HISTORY - ACCOUNTS - Ken Sanguinetti
Last Ordinance dropped in Korea

I read with interest the history of VMFA 251, but I found an unofficial error in the statement that the last ordnance was dropped on 27 July 1953. The last bombs and rockets were dropped by 2nd Lt. Chauncy Clark in early 1955 (my memory isn't good enough to give an exact date). This was after the "official" end of hostilities.

Here is how it happened:

Four AD's from VMA 251 were assigned to fly CAP over the MLR (38th Parallel). The flight was led by 1st Lt. Bob Gillion, I was flying as section leader with Lt. Clark as my wingman (tailend Charlie) we were in a racetrack pattern over the MLR when I noticed these little gray clouds appearing at our altitude directly in front of use, I got on the mike and said we are being fired on, break left. We broke left but since Chauncy Clark was hanging back he was able to spot where the Antiaircraft fire was coming from and called out that he had them in sight and was rolling in for a run on the target.
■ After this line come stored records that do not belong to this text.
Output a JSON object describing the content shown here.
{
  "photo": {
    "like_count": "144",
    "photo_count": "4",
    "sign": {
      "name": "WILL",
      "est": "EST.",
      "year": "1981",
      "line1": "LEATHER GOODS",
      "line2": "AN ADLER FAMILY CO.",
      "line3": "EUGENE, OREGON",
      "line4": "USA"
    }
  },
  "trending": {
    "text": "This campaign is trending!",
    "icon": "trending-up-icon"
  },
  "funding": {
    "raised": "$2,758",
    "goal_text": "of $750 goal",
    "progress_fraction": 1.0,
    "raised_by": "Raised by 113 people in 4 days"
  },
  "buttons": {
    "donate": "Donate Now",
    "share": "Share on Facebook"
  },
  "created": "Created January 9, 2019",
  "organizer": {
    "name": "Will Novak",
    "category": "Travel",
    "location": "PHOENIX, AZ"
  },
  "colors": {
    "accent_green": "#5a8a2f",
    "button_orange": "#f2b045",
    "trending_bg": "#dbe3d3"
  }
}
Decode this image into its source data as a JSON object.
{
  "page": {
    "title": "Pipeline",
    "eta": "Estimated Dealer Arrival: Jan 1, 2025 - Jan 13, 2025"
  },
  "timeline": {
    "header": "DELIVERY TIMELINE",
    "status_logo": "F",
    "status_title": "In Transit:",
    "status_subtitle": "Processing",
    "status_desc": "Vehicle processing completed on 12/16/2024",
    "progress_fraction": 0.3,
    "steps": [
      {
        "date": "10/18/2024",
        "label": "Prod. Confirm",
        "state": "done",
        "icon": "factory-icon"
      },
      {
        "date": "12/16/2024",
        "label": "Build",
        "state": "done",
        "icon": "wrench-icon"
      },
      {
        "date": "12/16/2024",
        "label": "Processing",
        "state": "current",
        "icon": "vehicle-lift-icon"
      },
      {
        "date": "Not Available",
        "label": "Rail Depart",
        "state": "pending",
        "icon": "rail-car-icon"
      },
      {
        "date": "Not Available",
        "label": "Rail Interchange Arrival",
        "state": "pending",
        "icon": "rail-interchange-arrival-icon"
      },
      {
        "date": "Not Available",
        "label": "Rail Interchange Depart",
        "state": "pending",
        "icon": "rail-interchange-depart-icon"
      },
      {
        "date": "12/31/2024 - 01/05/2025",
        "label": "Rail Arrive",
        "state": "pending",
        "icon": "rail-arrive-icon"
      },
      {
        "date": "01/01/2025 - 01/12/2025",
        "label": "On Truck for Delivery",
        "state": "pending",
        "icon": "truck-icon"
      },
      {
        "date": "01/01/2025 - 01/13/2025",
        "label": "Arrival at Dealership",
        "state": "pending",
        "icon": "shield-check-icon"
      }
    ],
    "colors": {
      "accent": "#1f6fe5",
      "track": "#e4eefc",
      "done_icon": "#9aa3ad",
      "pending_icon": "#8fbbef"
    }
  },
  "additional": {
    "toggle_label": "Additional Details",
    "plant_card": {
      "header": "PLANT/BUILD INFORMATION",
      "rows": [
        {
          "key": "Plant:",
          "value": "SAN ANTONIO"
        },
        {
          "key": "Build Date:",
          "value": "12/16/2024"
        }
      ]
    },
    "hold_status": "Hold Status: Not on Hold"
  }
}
We were under positive radar control and under the command of the Air Force and the controller came up on the radio and told us to break off the run and return to base. Lt. Clark came up on the radio and said "your transmission was breaking up and unclear but that he understood he was cleared in for a live run" and he continued his run. Since I was now his wingman I followed him down in the run and watched him fire 12 - 5 inch rockets and drop in salvo three bombs (I think they were 500 pounders). All the while the Air Force controller was saying break off, do not drop your ordnance. Since my radio worked fine I did not drop and ordnance but just followed Lt. Clark down in case he got hit. I saw him pull up and watched fireworks as his bombs and rockets hit. Then the flight joined up and we headed home to K 6. When we landed we found that the flight leader Lt. Gillion had an eight inch hole in his horizontal stabilizer and a six inch hole in the oil cooler. And of course the NCO in charge of fixing Chauncy's radio did find a loose wire.

So you see, 2nd Lt. Chauncy Clark of VMA 251 has the distinction of being the last pilot to drop ordnance on the North Koreans.